The specs become leaner. The memory becomes richer. And they live together — the NLSpec, the OpSpec, and the why-data graph — as a unified system where the product definition, the operational definition, and the reasoning that produced both are all connected.

What You Can Do Now

The tools do not exist yet. They will. But tools are the easy part. The hard part is getting an organization to believe that the product has changed. In the AI era, the product is the specification and the reasoning behind it. Provide that to an AI and it can produce the artifacts. The code, the pipeline, the dashboard — these are outputs, not assets. The why-data is the asset.

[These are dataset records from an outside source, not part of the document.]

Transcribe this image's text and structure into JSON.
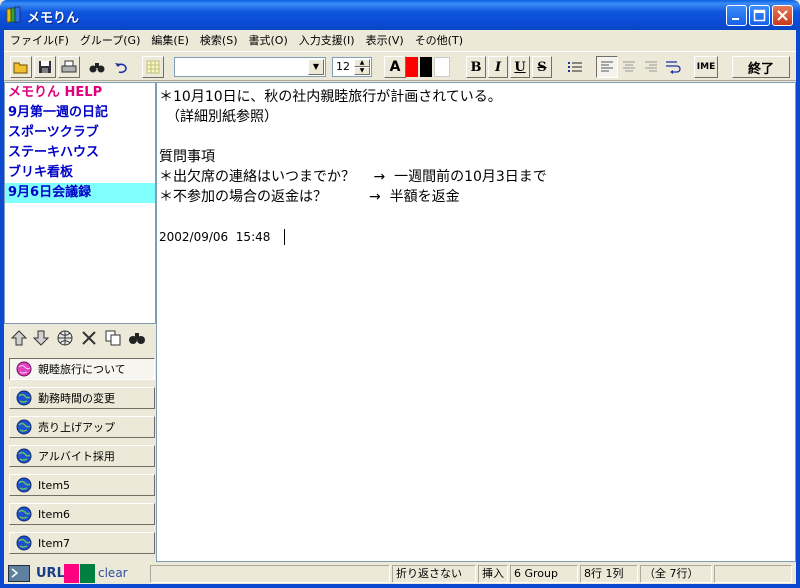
{
  "window": {
    "title": "メモりん"
  },
  "menu": [
    "ファイル(F)",
    "グループ(G)",
    "編集(E)",
    "検索(S)",
    "書式(O)",
    "入力支援(I)",
    "表示(V)",
    "その他(T)"
  ],
  "toolbar": {
    "font_name": "",
    "font_size": "12",
    "color_a": "A",
    "bold": "B",
    "italic": "I",
    "underline": "U",
    "strike": "S",
    "ime": "IME",
    "exit": "終了",
    "colors": {
      "red": "#ff0000",
      "black": "#000000",
      "white": "#ffffff",
      "font_a": "#000000"
    }
  },
  "memos": [
    {
      "label": "メモりん HELP",
      "style": "help"
    },
    {
      "label": "9月第一週の日記",
      "style": "normal"
    },
    {
      "label": "スポーツクラブ",
      "style": "normal"
    },
    {
      "label": "ステーキハウス",
      "style": "normal"
    },
    {
      "label": "ブリキ看板",
      "style": "normal"
    },
    {
      "label": "9月6日会議録",
      "style": "selected"
    }
  ],
  "groups": [
    {
      "label": "親睦旅行について",
      "icon": "pink-globe-icon",
      "active": true
    },
    {
      "label": "勤務時間の変更",
      "icon": "blue-globe-icon",
      "active": false
    },
    {
      "label": "売り上げアップ",
      "icon": "blue-globe-icon",
      "active": false
    },
    {
      "label": "アルバイト採用",
      "icon": "blue-globe-icon",
      "active": false
    },
    {
      "label": "Item5",
      "icon": "blue-globe-icon",
      "active": false
    },
    {
      "label": "Item6",
      "icon": "blue-globe-icon",
      "active": false
    },
    {
      "label": "Item7",
      "icon": "blue-globe-icon",
      "active": false
    }
  ],
  "editor": {
    "lines": [
      "＊10月10日に、秋の社内親睦旅行が計画されている。",
      "　（詳細別紙参照）",
      "",
      "質問事項",
      "＊出欠席の連絡はいつまでか？　 →  一週間前の10月3日まで",
      "＊不参加の場合の返金は？　　　→  半額を返金",
      "",
      "2002/09/06  15:48"
    ]
  },
  "status": {
    "url": "URL",
    "clear": "clear",
    "wrap": "折り返さない",
    "mode": "挿入",
    "group": "6 Group",
    "position": "8行  1列",
    "total": "（全 7行）",
    "colors": {
      "pink": "#ff0080",
      "green": "#008040"
    }
  }
}
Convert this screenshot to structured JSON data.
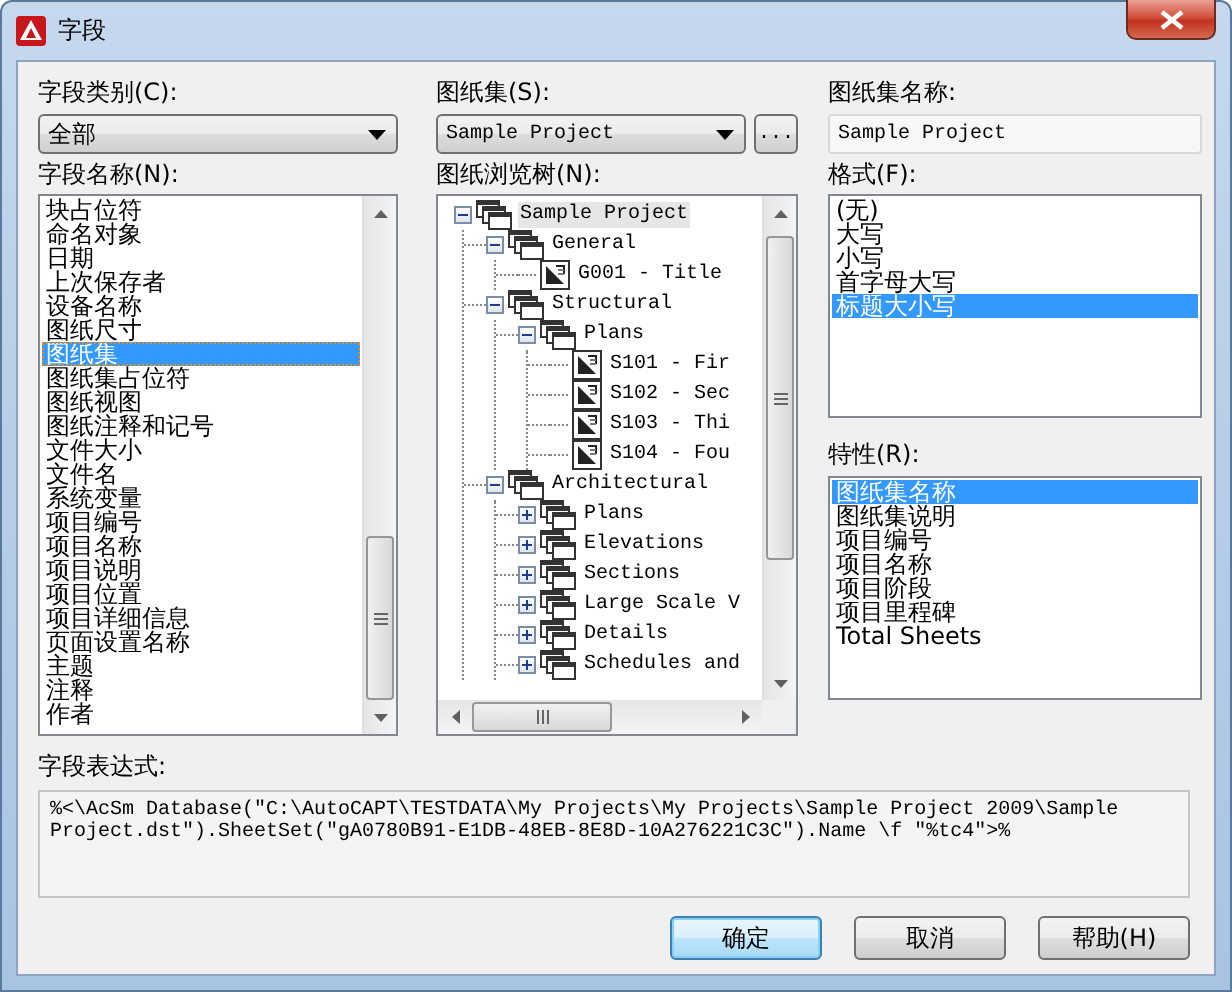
{
  "window": {
    "title": "字段"
  },
  "field_category": {
    "label": "字段类别(C):",
    "value": "全部"
  },
  "field_names": {
    "label": "字段名称(N):",
    "items": [
      {
        "label": "块占位符",
        "selected": false
      },
      {
        "label": "命名对象",
        "selected": false
      },
      {
        "label": "日期",
        "selected": false
      },
      {
        "label": "上次保存者",
        "selected": false
      },
      {
        "label": "设备名称",
        "selected": false
      },
      {
        "label": "图纸尺寸",
        "selected": false
      },
      {
        "label": "图纸集",
        "selected": true
      },
      {
        "label": "图纸集占位符",
        "selected": false
      },
      {
        "label": "图纸视图",
        "selected": false
      },
      {
        "label": "图纸注释和记号",
        "selected": false
      },
      {
        "label": "文件大小",
        "selected": false
      },
      {
        "label": "文件名",
        "selected": false
      },
      {
        "label": "系统变量",
        "selected": false
      },
      {
        "label": "项目编号",
        "selected": false
      },
      {
        "label": "项目名称",
        "selected": false
      },
      {
        "label": "项目说明",
        "selected": false
      },
      {
        "label": "项目位置",
        "selected": false
      },
      {
        "label": "项目详细信息",
        "selected": false
      },
      {
        "label": "页面设置名称",
        "selected": false
      },
      {
        "label": "主题",
        "selected": false
      },
      {
        "label": "注释",
        "selected": false
      },
      {
        "label": "作者",
        "selected": false
      }
    ]
  },
  "sheet_set": {
    "label": "图纸集(S):",
    "value": "Sample Project",
    "browse_button": "..."
  },
  "sheet_tree": {
    "label": "图纸浏览树(N):",
    "nodes": [
      {
        "label": "Sample Project",
        "kind": "set",
        "expanded": true,
        "selected": true,
        "children": [
          {
            "label": "General",
            "kind": "subset",
            "expanded": true,
            "selected": false,
            "children": [
              {
                "label": "G001 - Title",
                "kind": "sheet",
                "selected": false
              }
            ]
          },
          {
            "label": "Structural",
            "kind": "subset",
            "expanded": true,
            "selected": false,
            "children": [
              {
                "label": "Plans",
                "kind": "subset",
                "expanded": true,
                "selected": false,
                "children": [
                  {
                    "label": "S101 - Fir",
                    "kind": "sheet",
                    "selected": false
                  },
                  {
                    "label": "S102 - Sec",
                    "kind": "sheet",
                    "selected": false
                  },
                  {
                    "label": "S103 - Thi",
                    "kind": "sheet",
                    "selected": false
                  },
                  {
                    "label": "S104 - Fou",
                    "kind": "sheet",
                    "selected": false
                  }
                ]
              }
            ]
          },
          {
            "label": "Architectural",
            "kind": "subset",
            "expanded": true,
            "selected": false,
            "children": [
              {
                "label": "Plans",
                "kind": "subset",
                "expanded": false,
                "selected": false
              },
              {
                "label": "Elevations",
                "kind": "subset",
                "expanded": false,
                "selected": false
              },
              {
                "label": "Sections",
                "kind": "subset",
                "expanded": false,
                "selected": false
              },
              {
                "label": "Large Scale V",
                "kind": "subset",
                "expanded": false,
                "selected": false
              },
              {
                "label": "Details",
                "kind": "subset",
                "expanded": false,
                "selected": false
              },
              {
                "label": "Schedules and",
                "kind": "subset",
                "expanded": false,
                "selected": false
              }
            ]
          }
        ]
      }
    ]
  },
  "sheet_set_name": {
    "label": "图纸集名称:",
    "value": "Sample Project"
  },
  "format": {
    "label": "格式(F):",
    "items": [
      {
        "label": "(无)",
        "selected": false
      },
      {
        "label": "大写",
        "selected": false
      },
      {
        "label": "小写",
        "selected": false
      },
      {
        "label": "首字母大写",
        "selected": false
      },
      {
        "label": "标题大小写",
        "selected": true
      }
    ]
  },
  "properties": {
    "label": "特性(R):",
    "items": [
      {
        "label": "图纸集名称",
        "selected": true
      },
      {
        "label": "图纸集说明",
        "selected": false
      },
      {
        "label": "项目编号",
        "selected": false
      },
      {
        "label": "项目名称",
        "selected": false
      },
      {
        "label": "项目阶段",
        "selected": false
      },
      {
        "label": "项目里程碑",
        "selected": false
      },
      {
        "label": "Total Sheets",
        "selected": false
      }
    ]
  },
  "expression": {
    "label": "字段表达式:",
    "value": "%<\\AcSm Database(\"C:\\AutoCAPT\\TESTDATA\\My Projects\\My Projects\\Sample Project 2009\\Sample Project.dst\").SheetSet(\"gA0780B91-E1DB-48EB-8E8D-10A276221C3C\").Name \\f \"%tc4\">%"
  },
  "buttons": [
    {
      "label": "确定",
      "default": true
    },
    {
      "label": "取消",
      "default": false
    },
    {
      "label": "帮助(H)",
      "default": false
    }
  ]
}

That is the conversation worth having now. Not about platforms. Not about protocols. About why the reasoning exists, why it should be preserved, and why treating it as disposable is the most expensive decision an organization can make in the AI era.

Go back to your organization and ask one question: can we explain why our critical systems are built the way they are — without asking someone? If the reasoning only exists in people’s heads, it does not exist in a form that AI can use. That is your Context Poverty made visible.

The tools will follow. The organizational willingness to use them will not appear on its own. That is the work of now.

Conclusion

Context Poverty is not a technology problem with a technology solution. It is an organizational condition that requires a shift in how enterprises think about what they produce.

The artifacts are not the product. The reasoning is.

Enterprise Memory — the collective, persistent, measurable graph of why-data — is the asset that will separate the organizations that succeed with AI from the ones that do not. The Context Collection Protocol is how that memory gets built. Neither exists as a product today. Both will.

The organizations that start capturing why-data in 2026 will not have a complete Enterprise Memory by 2027. They will have a denser graph than everyone who waited. In the AI world, that is enough.